“The heavens” originally referred to the sky (effectively, outer space), but Heaven has come to mean “the place where spirits and the gods dwell”.
Throughout the world, believers in an afterlife seek the rewards of a good life in whatever existence comes after death. Each religion has its own version of Heaven, including reincarnation, the grace of angels, the faces of friends and loved ones, or a spiritual world of eternal bliss with no pain and no struggle.
No person in recorded history has directly detected the existence of any Heaven and been able to communicate it to other living people. Two sources support the notion of Heaven:
- Passages in sacred texts, presumed by followers to be inerrant. Clearly, these are compelling only to the followers of a particular religion. Other religious adherents, as well as atheists and agnostics, find such proofs unconvincing.

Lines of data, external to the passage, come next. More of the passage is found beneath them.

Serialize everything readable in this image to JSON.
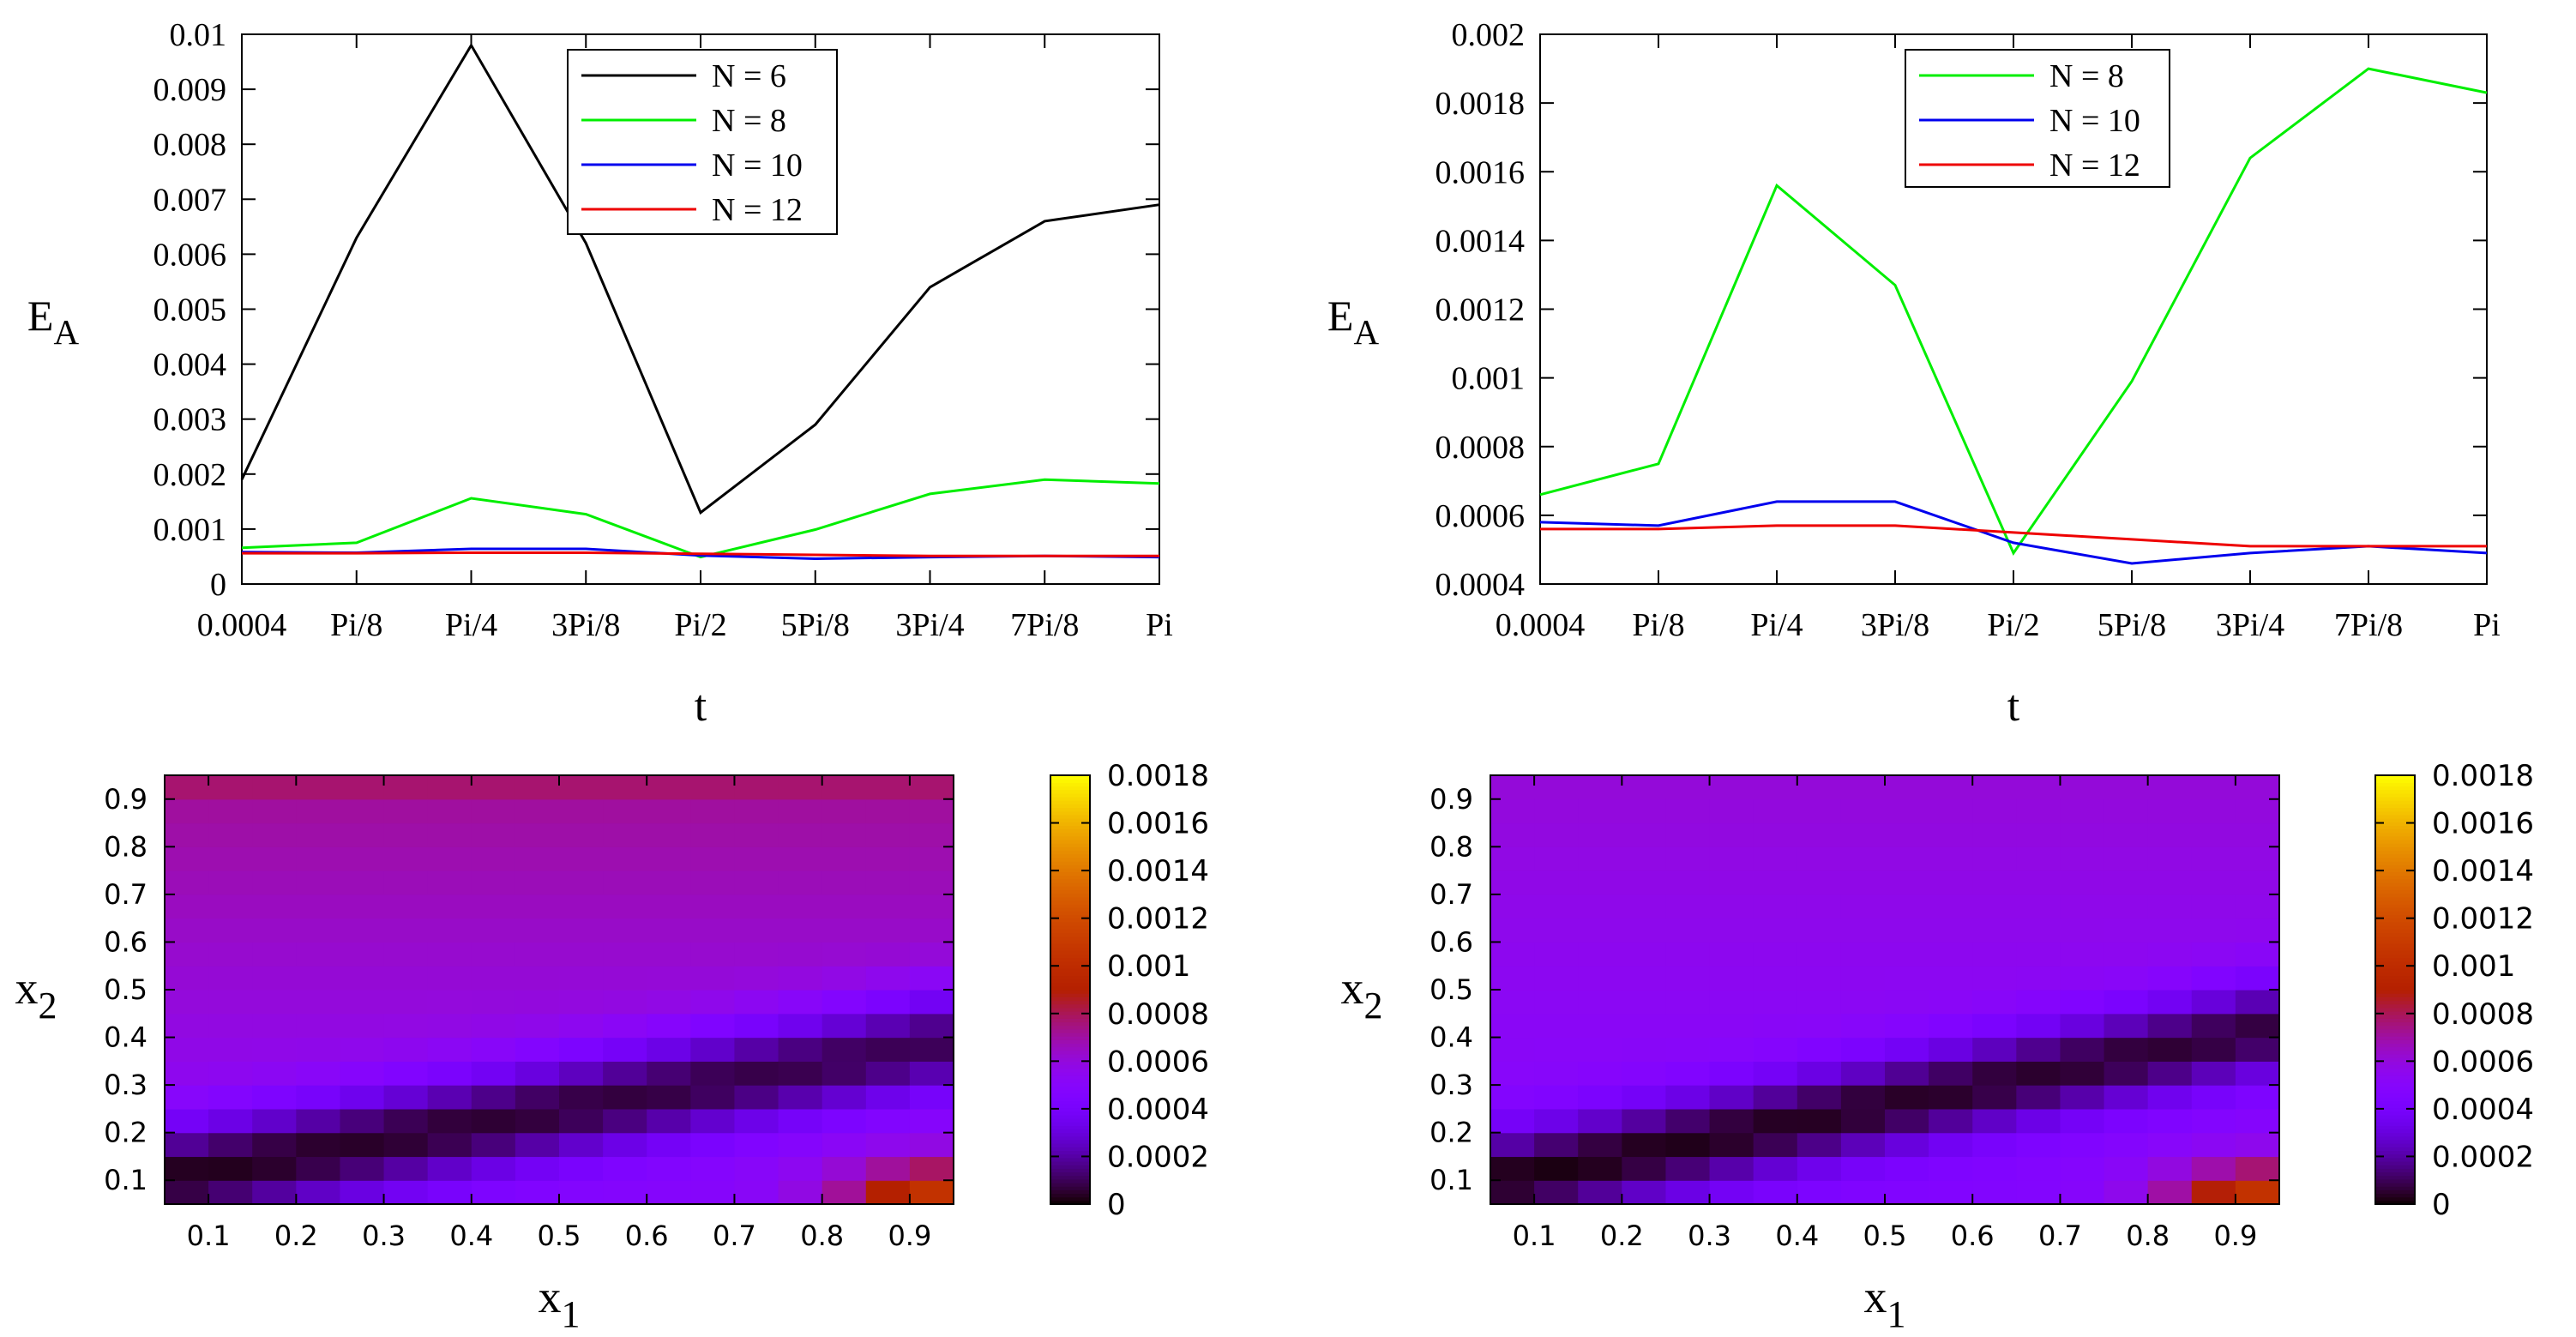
{
  "chart_data": [
    {
      "type": "line",
      "xlabel": "t",
      "ylabel_main": "E",
      "ylabel_sub": "A",
      "categories": [
        "0.0004",
        "Pi/8",
        "Pi/4",
        "3Pi/8",
        "Pi/2",
        "5Pi/8",
        "3Pi/4",
        "7Pi/8",
        "Pi"
      ],
      "ylim": [
        0,
        0.01
      ],
      "yticks": [
        0,
        0.001,
        0.002,
        0.003,
        0.004,
        0.005,
        0.006,
        0.007,
        0.008,
        0.009,
        0.01
      ],
      "ytick_labels": [
        "0",
        "0.001",
        "0.002",
        "0.003",
        "0.004",
        "0.005",
        "0.006",
        "0.007",
        "0.008",
        "0.009",
        "0.01"
      ],
      "legend_position": "top-center",
      "series": [
        {
          "name": "N = 6",
          "color": "#000000",
          "values": [
            0.0019,
            0.0063,
            0.0098,
            0.0062,
            0.0013,
            0.0029,
            0.0054,
            0.0066,
            0.0069
          ]
        },
        {
          "name": "N = 8",
          "color": "#00ee00",
          "values": [
            0.00066,
            0.00075,
            0.00156,
            0.00127,
            0.00049,
            0.00099,
            0.00164,
            0.0019,
            0.00183
          ]
        },
        {
          "name": "N = 10",
          "color": "#0000ee",
          "values": [
            0.00058,
            0.00057,
            0.00064,
            0.00064,
            0.00052,
            0.00046,
            0.00049,
            0.00051,
            0.00049
          ]
        },
        {
          "name": "N = 12",
          "color": "#ee0000",
          "values": [
            0.00056,
            0.00056,
            0.00057,
            0.00057,
            0.00055,
            0.00053,
            0.00051,
            0.00051,
            0.00051
          ]
        }
      ]
    },
    {
      "type": "line",
      "xlabel": "t",
      "ylabel_main": "E",
      "ylabel_sub": "A",
      "categories": [
        "0.0004",
        "Pi/8",
        "Pi/4",
        "3Pi/8",
        "Pi/2",
        "5Pi/8",
        "3Pi/4",
        "7Pi/8",
        "Pi"
      ],
      "ylim": [
        0.0004,
        0.002
      ],
      "yticks": [
        0.0004,
        0.0006,
        0.0008,
        0.001,
        0.0012,
        0.0014,
        0.0016,
        0.0018,
        0.002
      ],
      "ytick_labels": [
        "0.0004",
        "0.0006",
        "0.0008",
        "0.001",
        "0.0012",
        "0.0014",
        "0.0016",
        "0.0018",
        "0.002"
      ],
      "legend_position": "top-center",
      "series": [
        {
          "name": "N = 8",
          "color": "#00ee00",
          "values": [
            0.00066,
            0.00075,
            0.00156,
            0.00127,
            0.00049,
            0.00099,
            0.00164,
            0.0019,
            0.00183
          ]
        },
        {
          "name": "N = 10",
          "color": "#0000ee",
          "values": [
            0.00058,
            0.00057,
            0.00064,
            0.00064,
            0.00052,
            0.00046,
            0.00049,
            0.00051,
            0.00049
          ]
        },
        {
          "name": "N = 12",
          "color": "#ee0000",
          "values": [
            0.00056,
            0.00056,
            0.00057,
            0.00057,
            0.00055,
            0.00053,
            0.00051,
            0.00051,
            0.00051
          ]
        }
      ]
    },
    {
      "type": "heatmap",
      "xlabel_main": "x",
      "xlabel_sub": "1",
      "ylabel_main": "x",
      "ylabel_sub": "2",
      "xlim": [
        0.05,
        0.95
      ],
      "ylim": [
        0.05,
        0.95
      ],
      "xticks": [
        0.1,
        0.2,
        0.3,
        0.4,
        0.5,
        0.6,
        0.7,
        0.8,
        0.9
      ],
      "xtick_labels": [
        "0.1",
        "0.2",
        "0.3",
        "0.4",
        "0.5",
        "0.6",
        "0.7",
        "0.8",
        "0.9"
      ],
      "yticks": [
        0.1,
        0.2,
        0.3,
        0.4,
        0.5,
        0.6,
        0.7,
        0.8,
        0.9
      ],
      "ytick_labels": [
        "0.1",
        "0.2",
        "0.3",
        "0.4",
        "0.5",
        "0.6",
        "0.7",
        "0.8",
        "0.9"
      ],
      "grid_size": [
        18,
        18
      ],
      "colorbar": {
        "range": [
          0,
          0.0018
        ],
        "ticks": [
          0,
          0.0002,
          0.0004,
          0.0006,
          0.0008,
          0.001,
          0.0012,
          0.0014,
          0.0016,
          0.0018
        ],
        "tick_labels": [
          "0",
          "0.0002",
          "0.0004",
          "0.0006",
          "0.0008",
          "0.001",
          "0.0012",
          "0.0014",
          "0.0016",
          "0.0018"
        ]
      },
      "field": {
        "base": 0.00048,
        "slope_y": 0.00026,
        "band_center": 0.09,
        "band_slope": 0.32,
        "band_depth": 0.00048,
        "band_width": 0.075,
        "corner_peak": 0.00062,
        "top_row_extra": 5e-05
      }
    },
    {
      "type": "heatmap",
      "xlabel_main": "x",
      "xlabel_sub": "1",
      "ylabel_main": "x",
      "ylabel_sub": "2",
      "xlim": [
        0.05,
        0.95
      ],
      "ylim": [
        0.05,
        0.95
      ],
      "xticks": [
        0.1,
        0.2,
        0.3,
        0.4,
        0.5,
        0.6,
        0.7,
        0.8,
        0.9
      ],
      "xtick_labels": [
        "0.1",
        "0.2",
        "0.3",
        "0.4",
        "0.5",
        "0.6",
        "0.7",
        "0.8",
        "0.9"
      ],
      "yticks": [
        0.1,
        0.2,
        0.3,
        0.4,
        0.5,
        0.6,
        0.7,
        0.8,
        0.9
      ],
      "ytick_labels": [
        "0.1",
        "0.2",
        "0.3",
        "0.4",
        "0.5",
        "0.6",
        "0.7",
        "0.8",
        "0.9"
      ],
      "grid_size": [
        18,
        18
      ],
      "colorbar": {
        "range": [
          0,
          0.0018
        ],
        "ticks": [
          0,
          0.0002,
          0.0004,
          0.0006,
          0.0008,
          0.001,
          0.0012,
          0.0014,
          0.0016,
          0.0018
        ],
        "tick_labels": [
          "0",
          "0.0002",
          "0.0004",
          "0.0006",
          "0.0008",
          "0.001",
          "0.0012",
          "0.0014",
          "0.0016",
          "0.0018"
        ]
      },
      "field": {
        "base": 0.00046,
        "slope_y": 0.00016,
        "band_center": 0.08,
        "band_slope": 0.36,
        "band_depth": 0.00046,
        "band_width": 0.07,
        "corner_peak": 0.00065,
        "top_row_extra": 0.0
      }
    }
  ]
}
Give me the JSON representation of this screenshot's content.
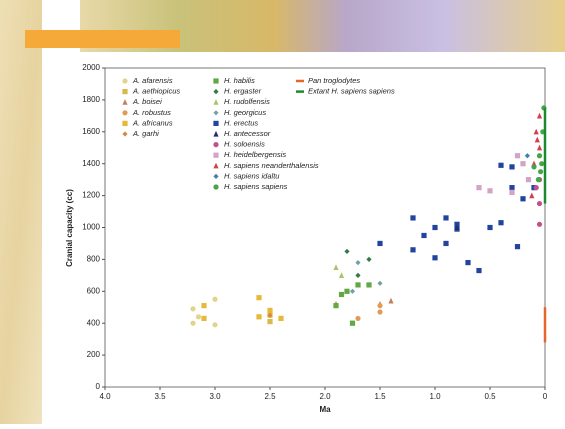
{
  "chart_data": {
    "type": "scatter",
    "ylabel": "Cranial capacity (cc)",
    "xlabel": "Ma",
    "xlim": [
      4.0,
      0
    ],
    "ylim": [
      0,
      2000
    ],
    "xticks": [
      {
        "value": 4,
        "label": "4.0"
      },
      {
        "value": 3.5,
        "label": "3.5"
      },
      {
        "value": 3,
        "label": "3.0"
      },
      {
        "value": 2.5,
        "label": "2.5"
      },
      {
        "value": 2,
        "label": "2.0"
      },
      {
        "value": 1.5,
        "label": "1.5"
      },
      {
        "value": 1,
        "label": "1.0"
      },
      0.5,
      0
    ],
    "yticks": [
      0,
      200,
      400,
      600,
      800,
      1000,
      1200,
      1400,
      1600,
      1800,
      2000
    ],
    "series": [
      {
        "name": "A. afarensis",
        "marker": "circle",
        "color": "#e3d489",
        "x": [
          3.2,
          3.0,
          3.0,
          3.15,
          3.2
        ],
        "values": [
          490,
          550,
          390,
          440,
          400
        ]
      },
      {
        "name": "A. aethiopicus",
        "marker": "square",
        "color": "#d9b94a",
        "x": [
          2.5
        ],
        "values": [
          410
        ]
      },
      {
        "name": "A. boisei",
        "marker": "triangle",
        "color": "#c0805a",
        "x": [
          1.4,
          1.5,
          1.9
        ],
        "values": [
          540,
          520,
          520
        ]
      },
      {
        "name": "A. robustus",
        "marker": "circle",
        "color": "#e39a55",
        "x": [
          1.5,
          1.5,
          1.7
        ],
        "values": [
          470,
          510,
          430
        ]
      },
      {
        "name": "A. africanus",
        "marker": "square",
        "color": "#e6b93a",
        "x": [
          3.1,
          2.6,
          2.5,
          2.5,
          2.4,
          2.6,
          3.1
        ],
        "values": [
          510,
          560,
          480,
          450,
          430,
          440,
          430
        ]
      },
      {
        "name": "A. garhi",
        "marker": "diamond",
        "color": "#d28a45",
        "x": [
          2.5
        ],
        "values": [
          450
        ]
      },
      {
        "name": "H. habilis",
        "marker": "square",
        "color": "#62a845",
        "x": [
          1.85,
          1.9,
          1.7,
          1.6,
          1.8,
          1.75
        ],
        "values": [
          580,
          510,
          640,
          640,
          600,
          400
        ]
      },
      {
        "name": "H. ergaster",
        "marker": "diamond",
        "color": "#2f7a45",
        "x": [
          1.8,
          1.6,
          1.7
        ],
        "values": [
          850,
          800,
          700
        ]
      },
      {
        "name": "H. rudolfensis",
        "marker": "triangle",
        "color": "#a6c864",
        "x": [
          1.9,
          1.85
        ],
        "values": [
          750,
          700
        ]
      },
      {
        "name": "H. georgicus",
        "marker": "diamond",
        "color": "#6fa3a6",
        "x": [
          1.75,
          1.7,
          1.5
        ],
        "values": [
          600,
          780,
          650
        ]
      },
      {
        "name": "H. erectus",
        "marker": "square",
        "color": "#23449e",
        "x": [
          1.5,
          1.2,
          1.1,
          1.0,
          1.0,
          0.9,
          0.8,
          0.7,
          0.6,
          0.5,
          0.4,
          0.3,
          0.25,
          0.2,
          0.1,
          0.3,
          0.4,
          1.2,
          0.8,
          0.9
        ],
        "values": [
          900,
          1060,
          950,
          1000,
          810,
          1060,
          1020,
          780,
          730,
          1000,
          1030,
          1380,
          880,
          1180,
          1250,
          1250,
          1390,
          860,
          990,
          900
        ]
      },
      {
        "name": "H. antecessor",
        "marker": "triangle",
        "color": "#20306e",
        "x": [
          0.8
        ],
        "values": [
          1000
        ]
      },
      {
        "name": "H. soloensis",
        "marker": "circle",
        "color": "#c4508a",
        "x": [
          0.05,
          0.05,
          0.08,
          0.05
        ],
        "values": [
          1150,
          1300,
          1250,
          1020
        ]
      },
      {
        "name": "H. heidelbergensis",
        "marker": "square",
        "color": "#d3a3c6",
        "x": [
          0.6,
          0.5,
          0.3,
          0.25,
          0.2,
          0.15
        ],
        "values": [
          1250,
          1230,
          1220,
          1450,
          1400,
          1300
        ]
      },
      {
        "name": "H. sapiens neanderthalensis",
        "marker": "triangle",
        "color": "#d2404f",
        "x": [
          0.1,
          0.05,
          0.08,
          0.05,
          0.12,
          0.07
        ],
        "values": [
          1400,
          1500,
          1600,
          1700,
          1200,
          1550
        ]
      },
      {
        "name": "H. sapiens idaltu",
        "marker": "diamond",
        "color": "#4282a3",
        "x": [
          0.16
        ],
        "values": [
          1450
        ]
      },
      {
        "name": "H. sapiens sapiens",
        "marker": "circle",
        "color": "#44a646",
        "x": [
          0.03,
          0.05,
          0.02,
          0.04,
          0.01,
          0.06,
          0.1
        ],
        "values": [
          1400,
          1450,
          1600,
          1350,
          1750,
          1300,
          1380
        ]
      },
      {
        "name": "Pan troglodytes",
        "marker": "range",
        "color": "#e4662a",
        "x": [
          0,
          0
        ],
        "values": [
          280,
          500
        ]
      },
      {
        "name": "Extant H. sapiens sapiens",
        "marker": "range",
        "color": "#1d8a2c",
        "x": [
          0,
          0
        ],
        "values": [
          1150,
          1750
        ]
      }
    ]
  }
}
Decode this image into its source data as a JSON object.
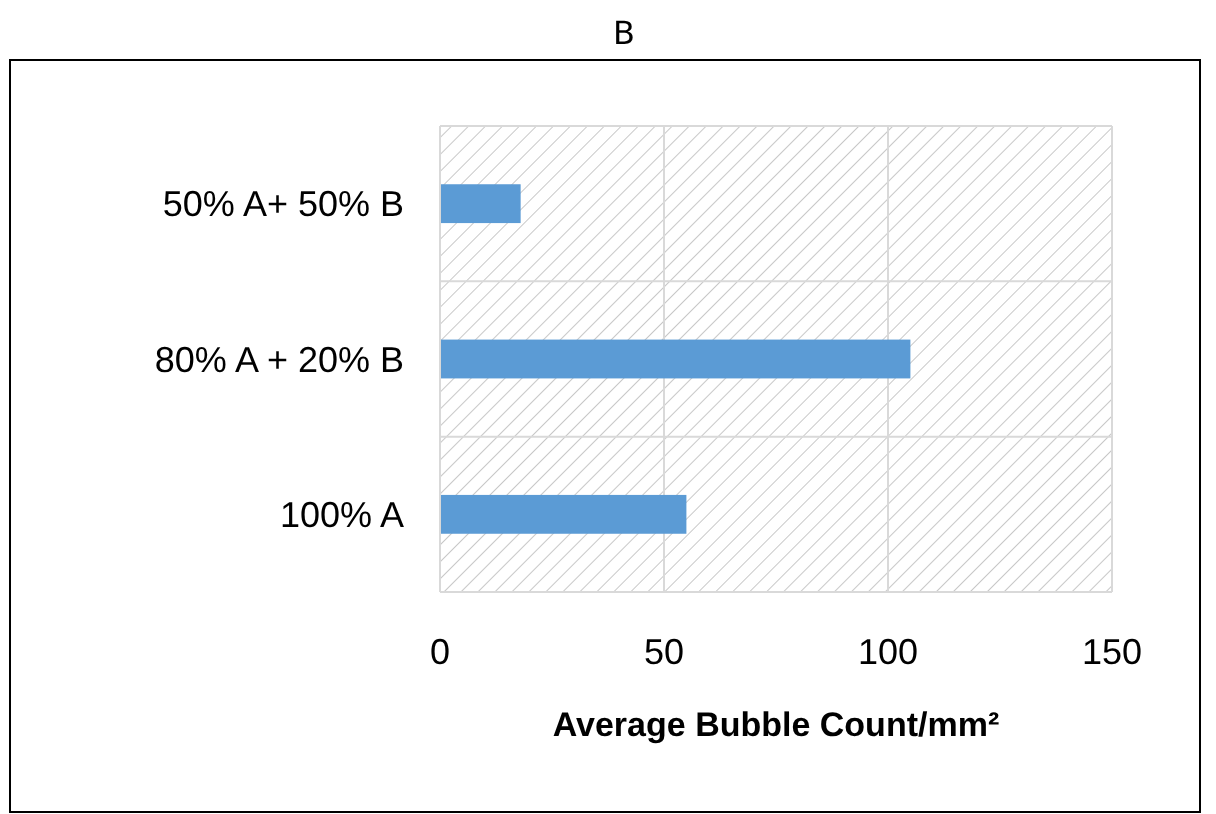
{
  "chart_data": {
    "type": "bar",
    "orientation": "horizontal",
    "title": "B",
    "xlabel": "Average Bubble Count/mm²",
    "categories": [
      "50% A+ 50% B",
      "80% A + 20% B",
      "100% A"
    ],
    "values": [
      18,
      105,
      55
    ],
    "color": "#5b9bd5",
    "xlim": [
      0,
      150
    ],
    "xticks": [
      0,
      50,
      100,
      150
    ],
    "grid": true
  }
}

- Written first-hand experiences of those who have had near-death experiences. Medical science defines death in terms of the complete lack of brain activity for a period of time. Despite depictions in movies, no one has ever been revived after clinical death. Those who have come close describe experiences similar to popular descriptions of Heaven. A near-death experience nearly always involves a temporary deprivation of oxygen to the brain, so the fact that people around the world report similar incidents is not unexpected.
References in sacred books are insufficient as proof of the existence of Heaven. Subjective reports of those who have undergone near-death experiences are more like instances of dreaming or sleep walking than legitimate experiences of an afterlife. Finally, the belief that something better should exist beyond death is of course insufficient proof that it in fact does exist.